What I Learned Writing a Dropbox Clone - Part 2 - Filesystem Operations

  commit add8cc5
  Author: Rob Hoelz <***.*****.**>
  Date:   Wed Dec 7 17:56:54 2011 -0600
      Fix potential race condition in _handle_conflict

These posts are largely independent of each other, but if you'd like some context, you should probably read the first post.

In my previous post, I described the different pieces of the Sahara Sync program. For this post, I'll be focusing on the client daemon and how it interacts with the user; namely, how clientd manages the user's sync directory (which I'll be referring to as the sandbox). This post discusses the details of how clientd was implemented for Linux; many of the statements about the filesystem API may hold true for similar systems like *BSD or Mac OS X.

Because the user is using files in their sandbox however they normally do, those files can change at any time. So it's critical that we present a consistent view of what those files look like; all modifications we make to files in the sync directory must be atomic. On top of that, when performing the update, we need to verify that the file hasn't been changed by the user since last we checked it; otherwise, we could lose some data that the user has edited that file.

When we conduct an operation on the sync directory, we need to perform a number of read and write operations to get a file to be what we need it to be. However, even though an individual read or write operation is atomic, we can't guarantee atomicity across an arbitrary number of them. So for everything we do, we perform these operations on a temporary file in a special subdirectory of Sandbox, which I called the overlay directory. 1). That way, after a file is in a ready state, we can perform an atomic operation like link or rename to get it into the sync directory.

What Operations Do We Need to Perform?

The kinds of operations we are responsbile for as clientd are create, read, update, and delete. Since creation, updating, and deletion occur because of something hostd tells us, and reading happens because of something the user's operating system tells us, I'll cover reading last.

When we create a file (due to hostd telling us a new file has been created), we need to go through some fairly simple steps. First, we download the file from hostd into the overlay. Next, we simply link the overlay file to the name of the new file in the Sandbox. Finally, we unlink the file in the overlay. The reason we go through this seemingly over-complicated rigamorole is for conflict detection: what if, while we were writing the file from hostd, the user created his/her own file with the same name? link will return EEXIST if the file exists, and it's atomic, so we can handle this situation perfectly.

When we delete a file, we link the file in question to a temporary file in the overlay, then we unlink the file in the sandbox.

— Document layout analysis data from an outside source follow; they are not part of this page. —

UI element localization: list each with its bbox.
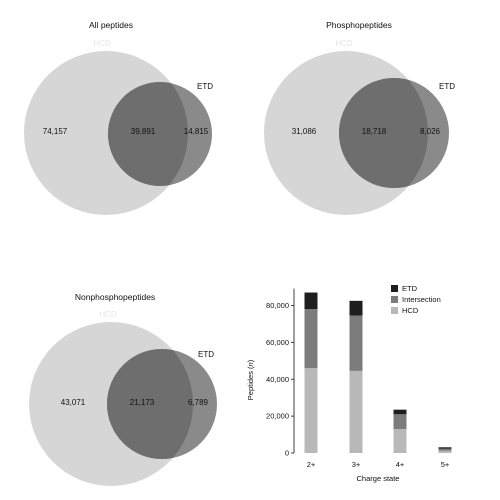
venn-title: All peptides (89, 20, 133, 30)
venn-all-peptides: All peptides HCD ETD 74,157 39,891 14,81… (24, 20, 213, 215)
etd-label: ETD (439, 82, 455, 91)
charge-state-bar-chart: 0 20,000 40,000 60,000 80,000 2+ 3+ 4+ 5+ Charg… (246, 284, 452, 483)
legend-label-intersection: Intersection (402, 295, 441, 304)
hcd-label: HCD (99, 310, 117, 319)
bar-etd-4plus (393, 409, 407, 415)
intersection-lens (339, 78, 428, 188)
bars (304, 292, 452, 453)
venn-nonphosphopeptides: Nonphosphopeptides HCD ETD 43,071 21,173… (29, 292, 217, 486)
etd-only-count: 14,815 (184, 127, 209, 136)
hcd-only-count: 43,071 (61, 398, 86, 407)
legend-swatch-etd (391, 285, 398, 292)
y-axis-title: Peptides (n) (246, 359, 255, 400)
venn-phosphopeptides: Phosphopeptides HCD ETD 31,086 18,718 8,… (264, 20, 455, 215)
intersection-count: 18,718 (362, 127, 387, 136)
etd-label: ETD (198, 350, 214, 359)
hcd-label: HCD (93, 39, 111, 48)
y-tick-label: 40,000 (266, 375, 289, 384)
etd-only-count: 6,789 (188, 398, 209, 407)
y-tick-label: 20,000 (266, 412, 289, 421)
venn-title: Phosphopeptides (326, 20, 392, 30)
bar-hcd-3plus (349, 370, 363, 453)
hcd-label: HCD (335, 39, 353, 48)
bar-intersection-4plus (393, 414, 407, 430)
legend-label-hcd: HCD (402, 306, 419, 315)
etd-only-count: 8,026 (420, 127, 441, 136)
bar-etd-2plus (304, 292, 318, 310)
bar-intersection-2plus (304, 309, 318, 369)
y-tick-label: 80,000 (266, 301, 289, 310)
legend-swatch-intersection (391, 296, 398, 303)
x-ticks: 2+ 3+ 4+ 5+ (307, 460, 450, 469)
etd-label: ETD (197, 82, 213, 91)
x-tick-label: 2+ (307, 460, 316, 469)
legend: ETD Intersection HCD (391, 284, 441, 315)
bar-intersection-3plus (349, 315, 363, 371)
x-tick-label: 3+ (352, 460, 361, 469)
x-tick-label: 4+ (396, 460, 405, 469)
x-tick-label: 5+ (441, 460, 450, 469)
bar-hcd-5plus (438, 450, 452, 453)
hcd-only-count: 74,157 (43, 127, 68, 136)
intersection-count: 39,891 (131, 127, 156, 136)
bar-etd-5plus (438, 447, 452, 449)
bar-intersection-5plus (438, 448, 452, 451)
y-tick-label: 60,000 (266, 338, 289, 347)
x-axis-title: Charge state (357, 474, 400, 483)
legend-label-etd: ETD (402, 284, 418, 293)
bar-hcd-2plus (304, 368, 318, 453)
y-ticks: 0 20,000 40,000 60,000 80,000 (266, 301, 294, 458)
bar-etd-3plus (349, 300, 363, 316)
bar-hcd-4plus (393, 429, 407, 453)
legend-swatch-hcd (391, 307, 398, 314)
intersection-count: 21,173 (130, 398, 155, 407)
venn-title: Nonphosphopeptides (75, 292, 155, 302)
y-tick-label: 0 (285, 449, 289, 458)
hcd-only-count: 31,086 (292, 127, 317, 136)
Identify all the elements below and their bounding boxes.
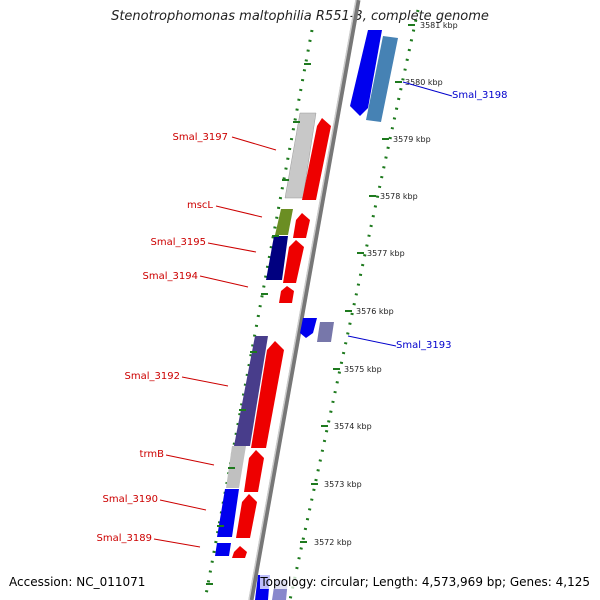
cds-forward-smal_3197[interactable]: [302, 118, 331, 200]
cds-forward-trmB[interactable]: [244, 450, 264, 492]
cds-reverse-mscl[interactable]: [275, 209, 293, 235]
gene-label-trmB[interactable]: trmB: [140, 449, 165, 460]
leader-lines: [153, 81, 453, 548]
kbp-tick-label: 3577 kbp: [367, 249, 405, 258]
cds-reverse-smal_3195[interactable]: [266, 236, 288, 280]
kbp-tick-label: 3573 kbp: [324, 480, 362, 489]
kbp-tick-label: 3576 kbp: [356, 307, 394, 316]
cds-forward-smal_3189[interactable]: [232, 546, 247, 558]
cds-reverse-smal_3192[interactable]: [234, 336, 268, 446]
gene-label-smal_3193[interactable]: Smal_3193: [396, 340, 451, 351]
kbp-ticks: 3581 kbp 3580 kbp 3579 kbp 3578 kbp 3577…: [300, 21, 458, 547]
cds-forward-smal_3193-a[interactable]: [300, 318, 317, 338]
accession-text: Accession: NC_011071: [9, 575, 146, 589]
kbp-tick-label: 3580 kbp: [405, 78, 443, 87]
gene-label-mscl[interactable]: mscL: [187, 200, 213, 211]
kbp-tick-label: 3578 kbp: [380, 192, 418, 201]
topology-text: Topology: circular; Length: 4,573,969 bp…: [260, 575, 590, 589]
kbp-tick-label: 3579 kbp: [393, 135, 431, 144]
cds-forward-top-a[interactable]: [350, 30, 382, 116]
cds-forward-smal_3194[interactable]: [279, 286, 294, 303]
cds-forward-top-b[interactable]: [366, 36, 398, 122]
cds-reverse-smal_3189[interactable]: [215, 543, 231, 556]
gene-label-smal_3197[interactable]: Smal_3197: [173, 132, 228, 143]
cds-forward-smal_3193-b[interactable]: [317, 322, 334, 342]
kbp-tick-label: 3581 kbp: [420, 21, 458, 30]
genome-backbone: [248, 0, 361, 600]
genome-backbone-highlight: [248, 0, 357, 600]
cds-forward-smal_3192[interactable]: [251, 341, 284, 448]
map-title: Stenotrophomonas maltophilia R551-3, com…: [111, 9, 489, 24]
gene-label-smal_3198[interactable]: Smal_3198: [452, 90, 507, 101]
cds-forward-smal_3195[interactable]: [283, 240, 304, 283]
gene-label-smal_3195[interactable]: Smal_3195: [151, 237, 206, 248]
gene-label-smal_3190[interactable]: Smal_3190: [103, 494, 158, 505]
gene-label-smal_3189[interactable]: Smal_3189: [97, 533, 152, 544]
cds-forward-smal_3190[interactable]: [236, 494, 257, 538]
cds-forward-mscl[interactable]: [293, 213, 310, 238]
kbp-tick-label: 3575 kbp: [344, 365, 382, 374]
gene-label-smal_3192[interactable]: Smal_3192: [125, 371, 180, 382]
gene-label-smal_3194[interactable]: Smal_3194: [143, 271, 198, 282]
outer-minor-ticks: [206, 63, 311, 585]
kbp-tick-label: 3574 kbp: [334, 422, 372, 431]
kbp-tick-label: 3572 kbp: [314, 538, 352, 547]
cds-reverse-trmB[interactable]: [226, 446, 246, 488]
inner-tick-guide: [288, 9, 420, 600]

Now, it seems like our job is done here, but we have one final step to perform: we have to make sure that the file hasn't changed. We read the file in and calculate a fingerprint, then we compare it to what we think the file's fingerprint should be. If we have a match, we can unlink the overlay file; otherwise, we link it to a conflict file in the sandbox, and then unlink it.

When updating a file, we download the file into the overlay, just like for file creation. However, now we have to swap the overlay file and the sandbox file. There is, as far as I know, no atomic swap operation on POSIX file systems. What the current implementation does is rename the sandbox file into the overlay, then rename the overlay file into the sandbox, hoping that the user hasn't done anything to the file in that small interval (this is a race condition still present in the implementation). After this step, we verify that the file hasn't changed, and handle the conflict if it has. 2)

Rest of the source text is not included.